Symptoms is Tisdale's personal diary as much as it is her highlights reel. With this new album, she uses the symptoms of mental illness—her anxiety and depression—as a contextual framework. It's not her lamenting, or even testifying for the duration, but turning her experience into something that resonates as optimistic pop for the modern listener. You can go to it with no knowledge of Tisdale, no backstory or care for one, and experience it just the same. "This is the best representation of who I am," Tisdale told me. "This album is a piece of me."
For Tisdale, the journey to putting out her third project was a long one. Tisdale wanted something she genuinely cared about, and needed things to click into place, to follow through with an entire record. "I was going through a self-help book at the same time," Tisdale said, as she met songwriter Rachel West. It all came pouring out once she realized what she wanted to say as an artist.
"I feel like for the first time I'm really able to be myself in front of everybody. And I'm not hiding little things that I thought were negative about me. I'm actually embracing those things, and I'm actually proud of the things that I've been through," Tisdale said. "I mean, the best part is that not only did I go through something, but I went through something, I got through it, and I have an album to celebrate that."
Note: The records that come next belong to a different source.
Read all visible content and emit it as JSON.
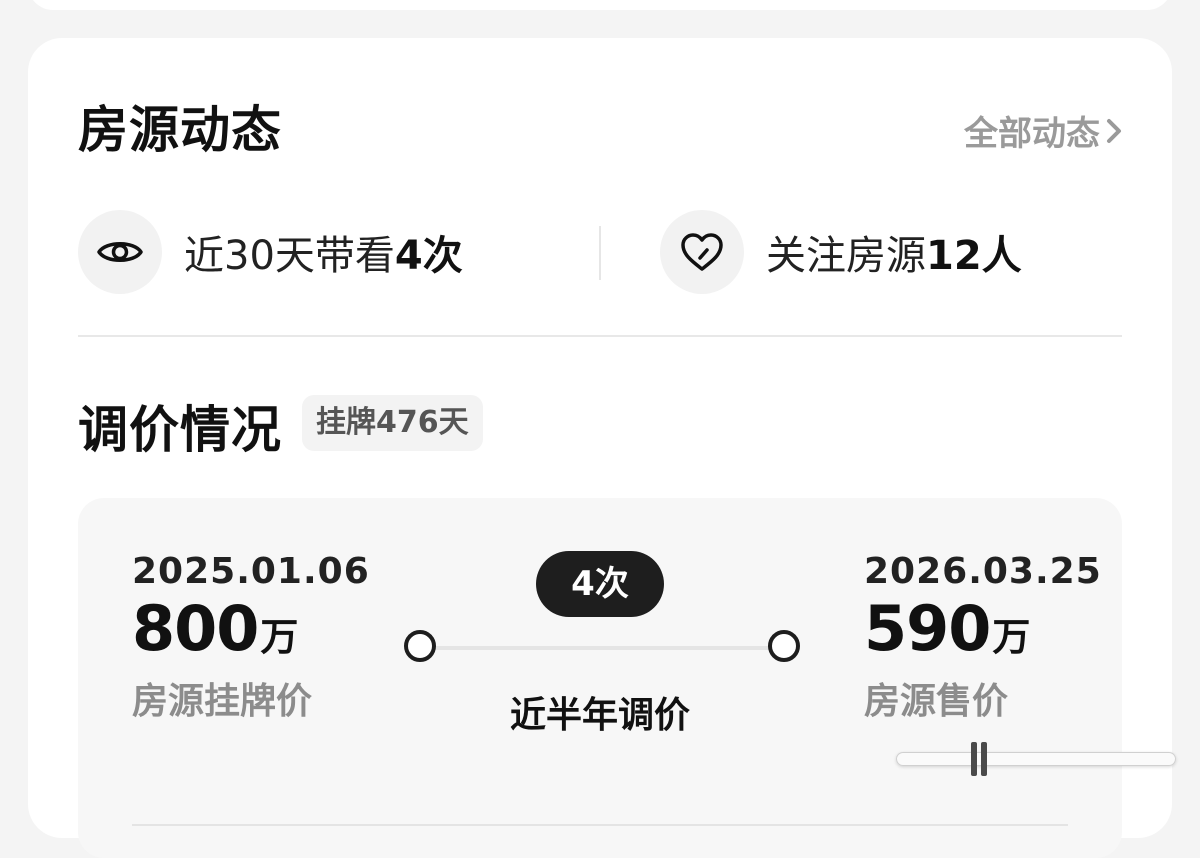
{
  "activity": {
    "title": "房源动态",
    "all_link": "全部动态",
    "views": {
      "icon": "eye-icon",
      "prefix": "近30天带看",
      "count": "4次"
    },
    "follows": {
      "icon": "heart-icon",
      "prefix": "关注房源",
      "count": "12人"
    }
  },
  "price_adjust": {
    "title": "调价情况",
    "listing_tag": "挂牌476天",
    "start": {
      "date": "2025.01.06",
      "price": "800",
      "unit": "万",
      "label": "房源挂牌价"
    },
    "end": {
      "date": "2026.03.25",
      "price": "590",
      "unit": "万",
      "label": "房源售价"
    },
    "adjust_count": "4次",
    "timeline_label": "近半年调价"
  },
  "colors": {
    "accent_dark": "#1e1e1e",
    "muted_text": "#9a9a9a",
    "card_bg": "#ffffff",
    "page_bg": "#f4f4f4"
  }
}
"I'm not hiding little things that I thought were negative about me. I'm actually embracing those things, and I'm actually proud of the things that I've been through."
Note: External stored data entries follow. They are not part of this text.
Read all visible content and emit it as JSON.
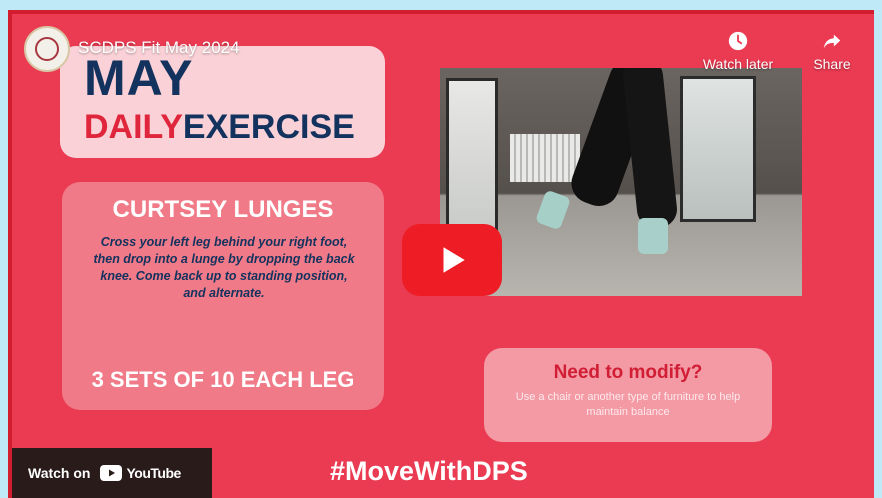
{
  "player": {
    "video_title": "SCDPS Fit May 2024",
    "watch_later_label": "Watch later",
    "share_label": "Share",
    "watch_on_label": "Watch on",
    "youtube_wordmark": "YouTube"
  },
  "thumbnail": {
    "title_line1": "MAY",
    "title_line2_word1": "DAILY",
    "title_line2_word2": "EXERCISE",
    "exercise_name": "CURTSEY LUNGES",
    "exercise_description": "Cross your left leg behind your right foot, then drop into a lunge by dropping the back knee. Come back up to standing position, and alternate.",
    "sets": "3 SETS OF 10 EACH LEG",
    "modify_title": "Need to modify?",
    "modify_description": "Use a chair or another type of furniture to help maintain balance",
    "hashtag": "#MoveWithDPS"
  },
  "colors": {
    "background": "#ea3b52",
    "navy": "#13325e",
    "play_red": "#ee1c24"
  },
  "icons": {
    "watch_later": "clock-icon",
    "share": "share-arrow-icon",
    "play": "play-icon",
    "youtube": "youtube-logo-icon"
  }
}
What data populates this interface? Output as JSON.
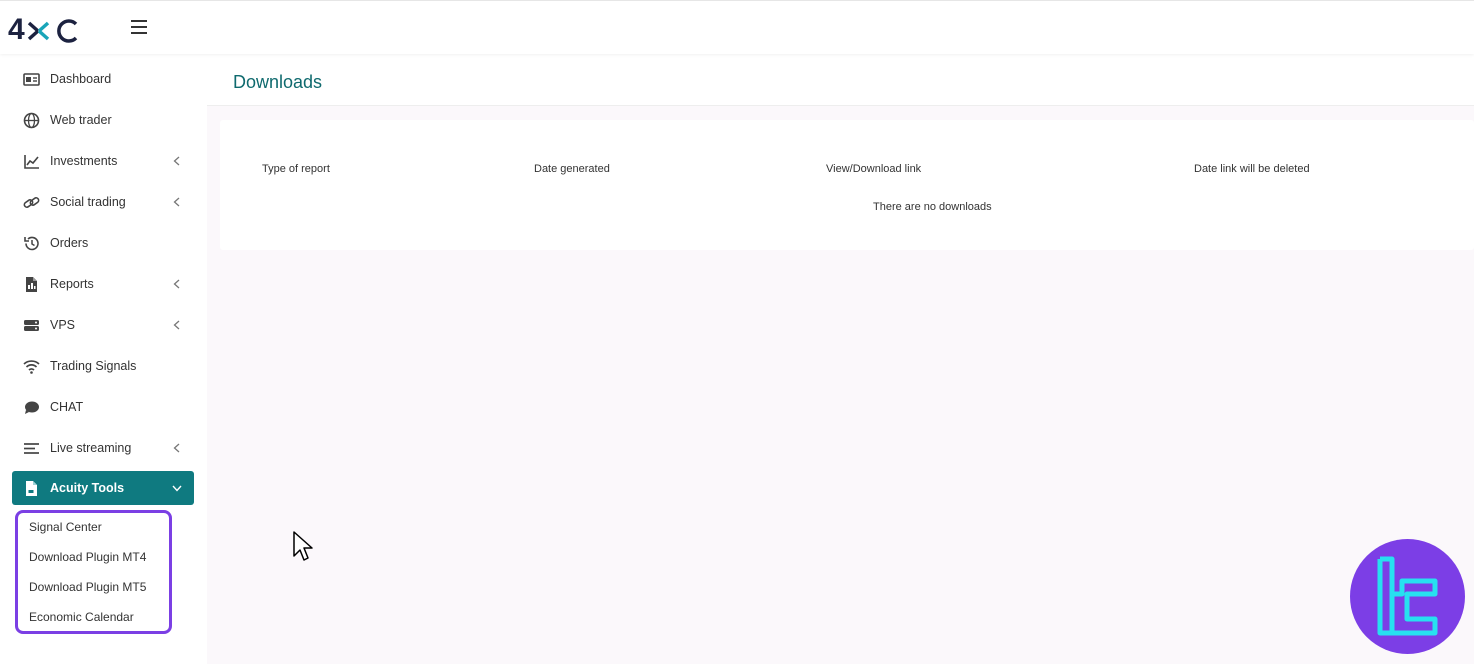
{
  "brand": {
    "logo_text": "4XC"
  },
  "sidebar": {
    "items": [
      {
        "label": "Dashboard",
        "icon": "dashboard-icon"
      },
      {
        "label": "Web trader",
        "icon": "globe-icon"
      },
      {
        "label": "Investments",
        "icon": "chart-line-icon",
        "expandable": true
      },
      {
        "label": "Social trading",
        "icon": "link-icon",
        "expandable": true
      },
      {
        "label": "Orders",
        "icon": "history-icon"
      },
      {
        "label": "Reports",
        "icon": "file-icon",
        "expandable": true
      },
      {
        "label": "VPS",
        "icon": "server-icon",
        "expandable": true
      },
      {
        "label": "Trading Signals",
        "icon": "wifi-icon"
      },
      {
        "label": "CHAT",
        "icon": "chat-icon"
      },
      {
        "label": "Live streaming",
        "icon": "list-icon",
        "expandable": true
      },
      {
        "label": "Acuity Tools",
        "icon": "document-icon",
        "expandable": true,
        "active": true
      }
    ],
    "submenu": [
      {
        "label": "Signal Center"
      },
      {
        "label": "Download Plugin MT4"
      },
      {
        "label": "Download Plugin MT5"
      },
      {
        "label": "Economic Calendar"
      }
    ]
  },
  "page": {
    "title": "Downloads"
  },
  "table": {
    "headers": [
      "Type of report",
      "Date generated",
      "View/Download link",
      "Date link will be deleted"
    ],
    "empty_message": "There are no downloads"
  },
  "colors": {
    "accent": "#0f7a80",
    "highlight": "#7b3fe4",
    "background": "#fbf8fb"
  }
}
Tisdale did things differently this time around, opting to release independently rather than with a major label, taking the reins and steering the creative process. "I think when I was younger, I didn't really know who I was as an artist and what I was singing, or where I fit into that world," Tisdale added; 10 years later, she's come into her own. "I co-wrote every single song of the album, and I really am confident. I'm speaking my truth. I feel very secure in my place, and in who I am." Tisdale considers Symptoms "a success," regardless of what happens on the charts or radio: "It doesn't matter what it does in the world, as long as it makes people dance and they have fun, and it helps them in their journey. To me, that is already a success."
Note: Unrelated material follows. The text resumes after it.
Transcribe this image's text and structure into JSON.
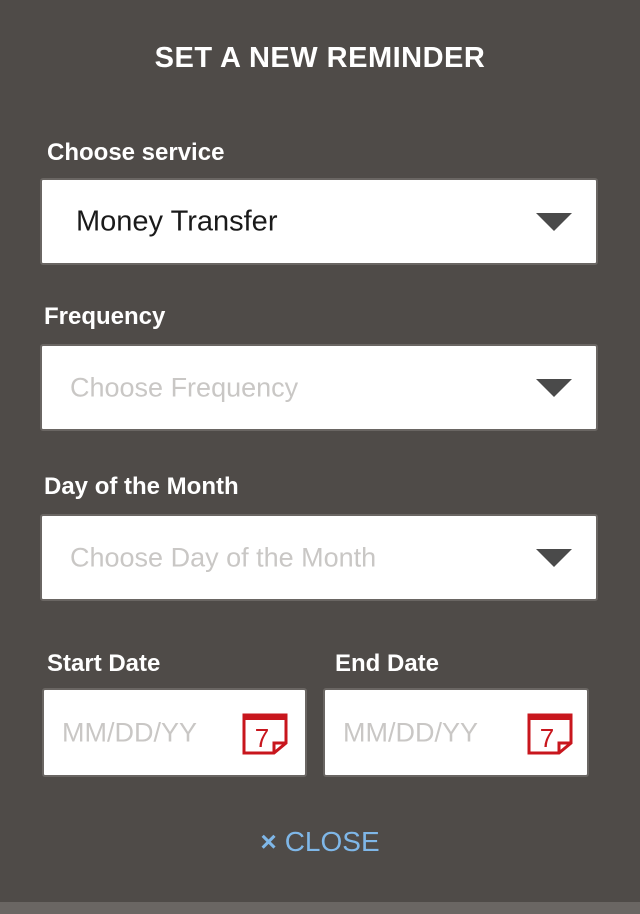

Tisdale also didn't want to let her mission, to explore the symptoms of her mental illness, weigh the project down. "I feel like the best part of this record is that it's not talking about the subject and dwelling in it," Tisdale explained to me, "Each song is a symptom of what I experience, but we flipped it and made the songs also about something else." It's not, she makes clear, that she's ignoring the underlying problems, more that she's committed to joyfulness in spite of them. She told me, "It's more about having fun and acknowledging that we have these symptoms—people with anxiety and depression—but also not taking it... kind of laughing about these situations sometimes." Tisdale added, "Sometimes we get so serious—anxiety can make us feel a certain way, and I wanted to free myself of it."
"For me, the whole point [of this album] was, I want to make someone at home not feel so alone," Tisdale said. "I lost somebody to depression two years prior. So I really just felt like we need to start speaking about these things." She doesn't want to give the language of mental illness, the literal words "depression" and "anxiety," "so much weight" in our lives; she wants them to carry less stigma, less isolation, less daunting perceptions. "You know what, let's not give it so much heaviness," Tisdale told me. "Let's just be like, yeah, this is something that people that deal with"—as normal as any other physical health condition, without shame or speculation. And perhaps, with the right amount of poptimism and the willingness of others to help bear this weight, things just might start to feel a whole lot lighter.